Three remedies meet the indications presented by the circulatory changes due to paralysis of the vasomotor centers, the dilated condition of the arteries and the weakened heart. These are strychnin, digitalis and suprarenal extract or adrenalin, its active principle. Adrenalin acts on the heart and blood vessels favorably; it does not act on the vasomotor center. Hence, it may be used to assist strychnin. When the vasomotor center is exhausted and blood-pressure study proves the inefficiency of strychnin, adrenalin may still be administered, and, in some cases which seem unpromising, when combined with the method of stimulation about to be suggested, we may carry the patient beyond the critical period to a safe recovery. Suprarenal extract, or adrenalin, has seemed to the author to act as a needed food in all infections where there is danger of myocardial degeneration. He reports a case of pneumonia, in a woman, the mother of five children, in whom it had been impossible to raise a continually lowering blood pressure with strychnin. The systolic blood pressure
was almost immediately raised by the repeated administration at short intervals of fifteen minims of a one to one thousand solution of adrenalin hypodermatically, and the patient was saved.
Differential Diagnosis of Typhoid Fever in its Earliest Stages. W. C. Rucker (Am. Jour. Med. Sc., vol. 127, no. 1) says:
1. There is no single symptom on which alone an early diagnosis of typhoid fever can be made. It is only by careful consideration of the symptom-complex that a clinical diagnosis can be arrived at.

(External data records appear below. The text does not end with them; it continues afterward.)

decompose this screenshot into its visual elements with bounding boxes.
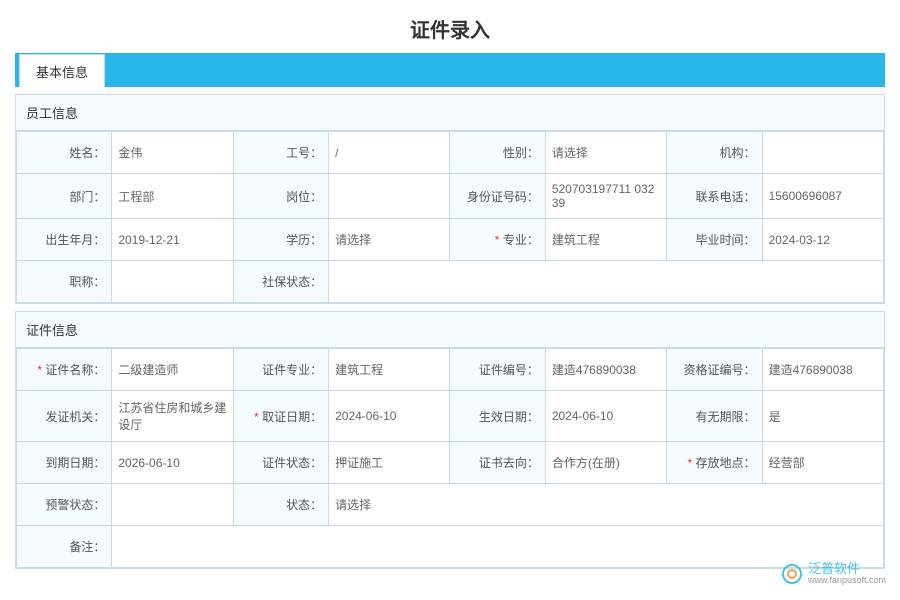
field-label: 有无期限： [667,391,762,442]
field-label: 预警状态： [17,484,112,526]
watermark-brand: 泛普软件 [808,562,886,576]
field-label: 机构： [667,132,762,174]
field-label: 出生年月： [17,219,112,261]
logo-icon [782,564,802,584]
field-value[interactable] [112,526,884,568]
field-label: * 存放地点： [667,442,762,484]
field-label: 社保状态： [233,261,328,303]
field-value[interactable]: / [329,132,450,174]
field-value[interactable]: 请选择 [545,132,666,174]
field-value[interactable] [112,484,233,526]
field-label: 发证机关： [17,391,112,442]
field-value[interactable] [329,174,450,219]
field-value[interactable]: 2024-03-12 [762,219,883,261]
watermark-url: www.fanpusoft.com [808,576,886,586]
field-label: 证书去向： [450,442,545,484]
field-value[interactable]: 请选择 [329,219,450,261]
field-label: 毕业时间： [667,219,762,261]
field-value[interactable] [762,132,883,174]
page-title: 证件录入 [0,0,900,53]
field-label: 证件编号： [450,349,545,391]
required-mark: * [254,410,262,424]
certificate-section: 证件信息 * 证件名称： 二级建造师 证件专业： 建筑工程 证件编号： 建造47… [15,311,885,569]
field-label: 性别： [450,132,545,174]
field-label: 姓名： [17,132,112,174]
field-label: 身份证号码： [450,174,545,219]
field-value[interactable]: 建筑工程 [329,349,450,391]
field-value[interactable]: 2024-06-10 [545,391,666,442]
field-label: 工号： [233,132,328,174]
field-label: 职称： [17,261,112,303]
field-value[interactable]: 经营部 [762,442,883,484]
field-value[interactable]: 二级建造师 [112,349,233,391]
field-value[interactable] [329,261,884,303]
tab-bar: 基本信息 [15,53,885,87]
field-label: 状态： [233,484,328,526]
field-label: 联系电话： [667,174,762,219]
field-value[interactable]: 合作方(在册) [545,442,666,484]
certificate-section-header: 证件信息 [16,312,884,348]
field-label: 岗位： [233,174,328,219]
field-value[interactable]: 2026-06-10 [112,442,233,484]
field-value[interactable]: 2019-12-21 [112,219,233,261]
field-label: * 证件名称： [17,349,112,391]
field-value[interactable]: 押证施工 [329,442,450,484]
field-value[interactable]: 建造476890038 [762,349,883,391]
field-value[interactable]: 520703197711 03239 [545,174,666,219]
required-mark: * [495,233,503,247]
field-label: 资格证编号： [667,349,762,391]
field-label: 备注： [17,526,112,568]
field-value[interactable]: 建筑工程 [545,219,666,261]
field-value[interactable]: 15600696087 [762,174,883,219]
field-label: * 专业： [450,219,545,261]
field-label: 生效日期： [450,391,545,442]
field-label: 学历： [233,219,328,261]
field-value[interactable]: 是 [762,391,883,442]
employee-section-header: 员工信息 [16,95,884,131]
field-value[interactable]: 建造476890038 [545,349,666,391]
certificate-table: * 证件名称： 二级建造师 证件专业： 建筑工程 证件编号： 建造4768900… [16,348,884,568]
field-value[interactable]: 江苏省住房和城乡建设厅 [112,391,233,442]
field-label: * 取证日期： [233,391,328,442]
watermark: 泛普软件 www.fanpusoft.com [782,562,886,586]
field-label: 证件状态： [233,442,328,484]
field-value[interactable]: 请选择 [329,484,884,526]
employee-section: 员工信息 姓名： 金伟 工号： / 性别： 请选择 机构： 部门： 工程部 岗位… [15,94,885,304]
field-value[interactable] [112,261,233,303]
field-value[interactable]: 2024-06-10 [329,391,450,442]
tab-basic-info[interactable]: 基本信息 [19,54,105,88]
employee-table: 姓名： 金伟 工号： / 性别： 请选择 机构： 部门： 工程部 岗位： 身份证… [16,131,884,303]
field-label: 证件专业： [233,349,328,391]
required-mark: * [688,456,696,470]
field-value[interactable]: 金伟 [112,132,233,174]
field-label: 部门： [17,174,112,219]
field-value[interactable]: 工程部 [112,174,233,219]
field-label: 到期日期： [17,442,112,484]
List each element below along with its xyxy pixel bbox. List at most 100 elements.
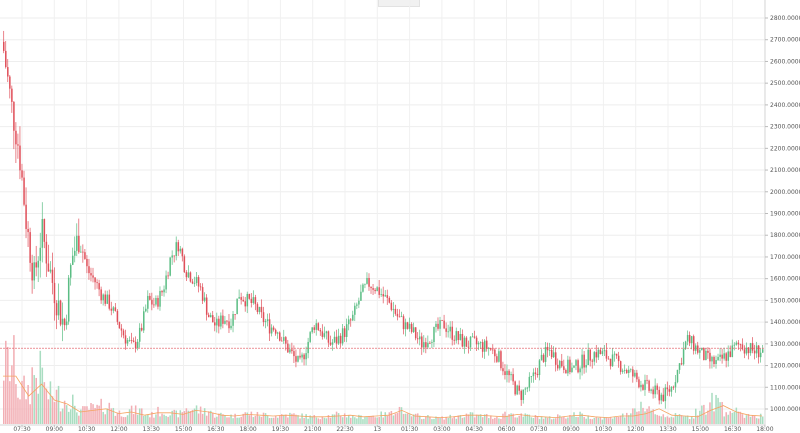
volume-bar (573, 412, 575, 424)
volume-bar (76, 412, 78, 424)
candle-body (272, 327, 275, 330)
volume-bar (617, 416, 620, 424)
volume-bar (175, 410, 178, 424)
volume-bar (335, 411, 338, 424)
candle-body (76, 235, 78, 251)
volume-bar (686, 415, 689, 424)
candle-body (435, 323, 437, 327)
volume-bar (528, 414, 531, 424)
volume-bar (498, 418, 500, 424)
volume-bar (680, 415, 683, 424)
volume-bar (374, 417, 376, 424)
candle-body (45, 241, 48, 264)
volume-bar (678, 414, 681, 424)
candle-body (173, 255, 175, 257)
volume-bar (575, 416, 577, 424)
volume-bar (506, 415, 508, 424)
volume-bar (240, 416, 242, 424)
candle-body (613, 353, 616, 355)
candle-body (43, 219, 46, 242)
volume-bar (212, 412, 214, 424)
volume-bar (165, 415, 167, 424)
candle-body (94, 277, 96, 283)
volume-bar (350, 417, 352, 424)
volume-bar (690, 416, 693, 424)
volume-bar (615, 416, 618, 424)
x-tick-label: 03:00 (433, 426, 450, 433)
x-tick-label: 16:30 (724, 426, 741, 433)
volume-bar (605, 417, 608, 424)
volume-bar (49, 381, 52, 424)
volume-bar (508, 414, 510, 424)
candle-body (63, 318, 66, 326)
candle-body (688, 334, 691, 344)
y-tick-label: 1300.00000 (770, 341, 800, 348)
candle-body (626, 369, 628, 374)
candle-body (191, 281, 194, 284)
candle-body (183, 256, 186, 273)
candle-body (268, 319, 271, 334)
candle-body (595, 352, 598, 358)
candle-body (15, 130, 17, 145)
candle-body (84, 252, 86, 259)
candle-body (461, 334, 464, 347)
volume-bar (234, 413, 236, 424)
candle-body (621, 370, 624, 372)
x-tick-label: 13:30 (143, 426, 160, 433)
candle-body (717, 356, 719, 361)
volume-bar (408, 414, 411, 424)
volume-bar (360, 415, 362, 424)
candle-body (120, 328, 123, 331)
candle-body (751, 343, 754, 351)
candle-body (609, 358, 612, 367)
candle-body (78, 235, 80, 253)
volume-bar (74, 405, 76, 424)
candle-body (404, 322, 407, 330)
candle-body (153, 304, 155, 306)
candle-body (638, 379, 640, 388)
volume-bar (151, 411, 153, 424)
x-tick-label: 18:00 (756, 426, 773, 433)
volume-bar (563, 416, 565, 424)
candle-body (451, 326, 454, 340)
volume-bar (345, 417, 348, 424)
candle-body (207, 314, 210, 318)
volume-bar (599, 417, 602, 424)
volume-bar (384, 412, 387, 424)
candle-body (676, 369, 679, 383)
candle-body (236, 298, 238, 315)
volume-bar (274, 415, 277, 424)
volume-bar (429, 416, 431, 424)
candle-body (116, 311, 119, 322)
candle-body (400, 316, 403, 318)
volume-bar (595, 417, 598, 424)
candle-body (358, 300, 360, 305)
volume-bar (739, 411, 742, 424)
candle-body (380, 294, 382, 295)
candle-body (439, 320, 441, 329)
candle-body (599, 349, 602, 355)
volume-bar (339, 415, 342, 424)
candle-body (134, 341, 137, 348)
volume-bar (7, 346, 9, 424)
volume-bar (244, 412, 247, 424)
candle-body (473, 336, 476, 338)
top-tab-handle[interactable] (378, 0, 420, 7)
candle-body (151, 299, 153, 305)
volume-bar (400, 407, 403, 424)
candle-body (132, 340, 135, 342)
volume-bar (733, 411, 736, 424)
volume-bar (37, 393, 40, 424)
volume-bar (301, 413, 303, 424)
volume-bar (189, 411, 192, 424)
candle-body (159, 291, 161, 307)
candle-body (654, 385, 656, 395)
candle-body (360, 291, 362, 301)
volume-bar (457, 415, 460, 424)
candle-body (739, 344, 742, 346)
candle-body (412, 327, 415, 332)
candle-body (209, 315, 212, 318)
candle-body (74, 250, 76, 256)
volume-bar (122, 417, 125, 424)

2. The most trustworthy, as well as the earliest, sign of typhoid fever is the presence in the circulating blood of the bacillus of Eberth.
3. The demonstration of the bacillus of Eberth in the blood is not beyond any fairly well-equipped laboratory.
4. The bacillus of Eberth is found in the feces later than in the blood, but with comparative ease. The presence of the bacillus typhosus in the feces is of great value as a corroborative sign.
5. The presence of the bacillus typhosus in the rose spots is a trustworthy sign, but has no advantages over the examination of the blood from other localities.
6. The serum reaction of Widal is seldom demonstrable during the earliest stages of typhoid fever. It is of value only in the higher dilutions.
UNDER CHARGE OF W. B. ROGERS, M.D.
Professor of the Principles and Practice of Surgery and Clinical Surgery,
A Year's Work in Appendicitis.
R. Winslow (Maryland Med. Jour., vol. 47, no. 1) reports his observations deduced from a series of forty-six cases of appendicitis, or conditions due, or supposed to be due, to appendicitis, operated on in twelve months. Of these cases, forty-four recovered and two died. Twenty-six were males and twenty females. The youngest was a 3-year-old boy and the oldest a 63-year-old woman, both making good recoveries.